After she had completed her singing studies, Loisinger sang in Prague, Troppau (today Opava), Linz and at the court theatre in Darmstadt. She was a well-known singer of the works of Mozart.

Loisinger married Prince Alexander of Battenberg (1857–1893) on 6 February 1889 in Menton, Alpes-Maritimes, France. The prince had resigned from the Bulgarian throne in 1886 and had assumed the style of Count von Hartenau, for himself and his legitimate male-line descendants, so Loisinger became the Countess von Hartenau.

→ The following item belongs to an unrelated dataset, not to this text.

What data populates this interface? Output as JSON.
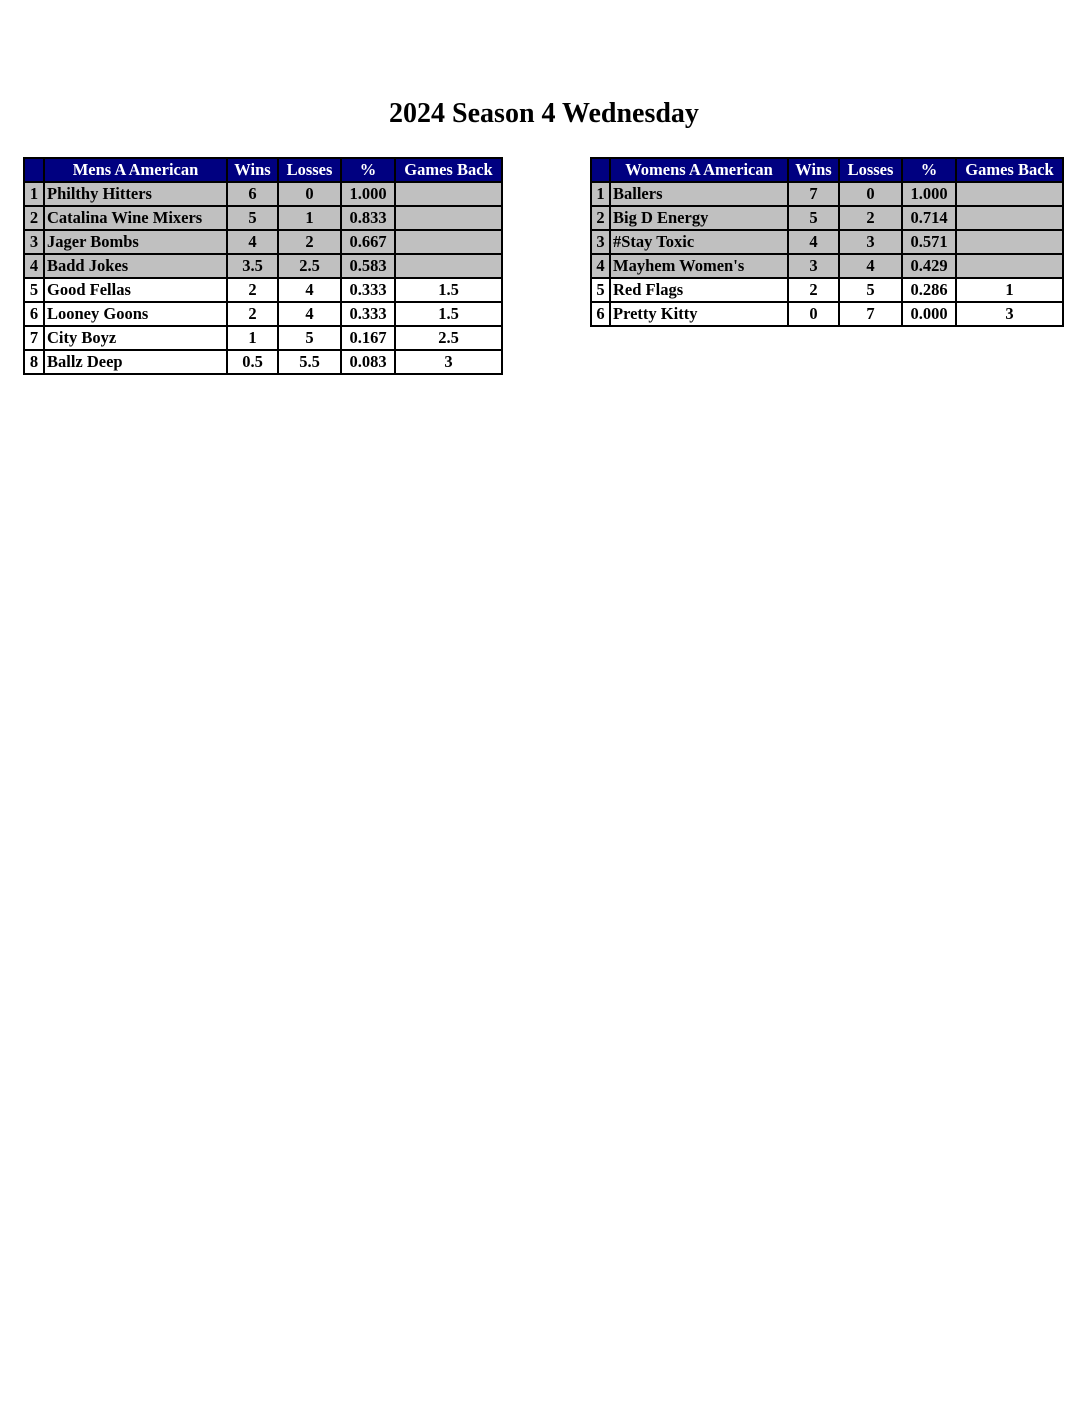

The couple settled in Graz, Austria, and had two children, Assen (1890–1965) and Zvetana (1893–1935). After her husband's early death, she moved to Vienna, where she was an active patron of musical organisations. Among other posts, she was president of the Vienna Symphony.

==Death==
Loisinger died on 20 July 1951 in Vienna, aged 86. She was buried in St. Leonhard Cemetery in Graz where her daughter Zvetana was previously buried.